View Full Version : Garbled characters and advertising in feeds


lordvetinari2
10-19-2010, 08:09 PM
In the attached sample, 2 articles out of 4 have corrupted characters. I can only guess that this is binary data being (mis)parsed as text. BTW, I am not the only one (http://www.mobileread.com/forums/showthread.php?t=102859) seeing this behaviour.

Sometimes the articles are not corrupted, and sometimes there are different articles being corrupted. So it is not an issue with the individual articles.

Looking for this "binary data", I noticed that advertising is being injected in the RSS feeds (http://feeds.feedburner.com/PublicoPolitica). To this end, I have been trying to delete articles with "PUBLICIDADE" (advertising) in the title from the RSS feed.

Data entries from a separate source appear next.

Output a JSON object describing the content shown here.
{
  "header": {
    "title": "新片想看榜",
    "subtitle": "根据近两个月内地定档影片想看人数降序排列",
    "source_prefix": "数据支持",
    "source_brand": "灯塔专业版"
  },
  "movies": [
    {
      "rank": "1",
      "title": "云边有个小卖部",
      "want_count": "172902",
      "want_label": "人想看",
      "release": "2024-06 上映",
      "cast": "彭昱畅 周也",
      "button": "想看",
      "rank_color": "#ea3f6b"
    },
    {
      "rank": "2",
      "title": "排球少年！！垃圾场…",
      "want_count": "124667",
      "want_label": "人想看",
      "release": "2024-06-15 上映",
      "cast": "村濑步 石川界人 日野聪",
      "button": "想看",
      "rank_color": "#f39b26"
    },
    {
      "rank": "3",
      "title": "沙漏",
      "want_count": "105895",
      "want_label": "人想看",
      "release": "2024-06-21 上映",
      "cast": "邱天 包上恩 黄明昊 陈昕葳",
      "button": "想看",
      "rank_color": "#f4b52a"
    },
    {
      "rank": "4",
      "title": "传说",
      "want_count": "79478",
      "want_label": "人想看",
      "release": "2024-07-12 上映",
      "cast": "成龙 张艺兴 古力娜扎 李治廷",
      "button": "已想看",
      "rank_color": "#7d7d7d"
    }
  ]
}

Following the sticky, I have used:

def parse_feeds (self):
feeds = BasicNewsRecipe.parse_feeds(self)
for feed in feeds:
for article in feed.articles[:]:
print 'article.title is: ', article.title
if 'PUBLICIDADE' in article.title.upper():
feed.articles.remove(article)
return feeds

It doesn't work. I have also tried adding the colon "PUBLICIDADE:", but it didn't work, either.

The recipe I am using is this one:

#!/usr/bin/env python
__author__ = u'Jordi Balcells'
__license__ = 'GPL v3'
description = u'Jornal portugu\xeas - v1.04 (October 2010)'
__docformat__ = 'restructuredtext en'

'''
publico.pt
'''

from calibre.web.feeds.news import BasicNewsRecipe

class PublicoPT(BasicNewsRecipe):
__author__ = u'Jordi Balcells'
description = u'Jornal portugu\xeas'
publisher = u'P\xfablico Comunica\xe7\xe3o Social, SA'
cover_url = 'http://static.publico.pt/files/header/img/publico.gif'
title = u'Publico.PT'
category = 'News, politics, culture, economy, general interest'

language = 'pt'
timefmt = '[%a, %d %b, %Y]'

oldest_article = 2
max_articles_per_feed = 5

use_embedded_content = False
recursion = 5

remove_javascript = True
no_stylesheets = True


extra_css = ' body{font-family: Arial,Helvetica,sans-serif } img{margin-bottom: 0.4em} '

keep_only_tags = [dict(attrs={'class':['content-noticia-title','artigoHeader','ECOSFERA_MANCHETE','noticia ','textoPrincipal','ECOSFERA_texto_01']})]
remove_tags = [dict(attrs={'class':['options','subcoluna']})]

feeds = [
(u'Pol\xedtica', u'http://feeds.feedburner.com/PublicoPolitica')
]

def parse_feeds (self):
feeds = BasicNewsRecipe.parse_feeds(self)
for feed in feeds:
for article in feed.articles[:]:
print 'article.title is: ', article.title
if 'PUBLICIDADE' in article.title.upper():
feed.articles.remove(article)
return feeds

:help:

Starson17
10-20-2010, 10:27 AM
Following the sticky, I have used:

def parse_feeds (self):
feeds = BasicNewsRecipe.parse_feeds(self)
for feed in feeds:
for article in feed.articles[:]:
print 'article.title is: ', article.title
if 'PUBLICIDADE' in article.title.upper():
feed.articles.remove(article)
return feeds
It doesn't work.
:help:
It would if you indented it correctly with four more spaces before each line. By not indenting it, it is outside your main recipe class and is never executed.

lordvetinari2
10-20-2010, 12:01 PM
It would if you indented it correctly with four more spaces before each line. By not indenting it, it is outside your main recipe class and is never executed.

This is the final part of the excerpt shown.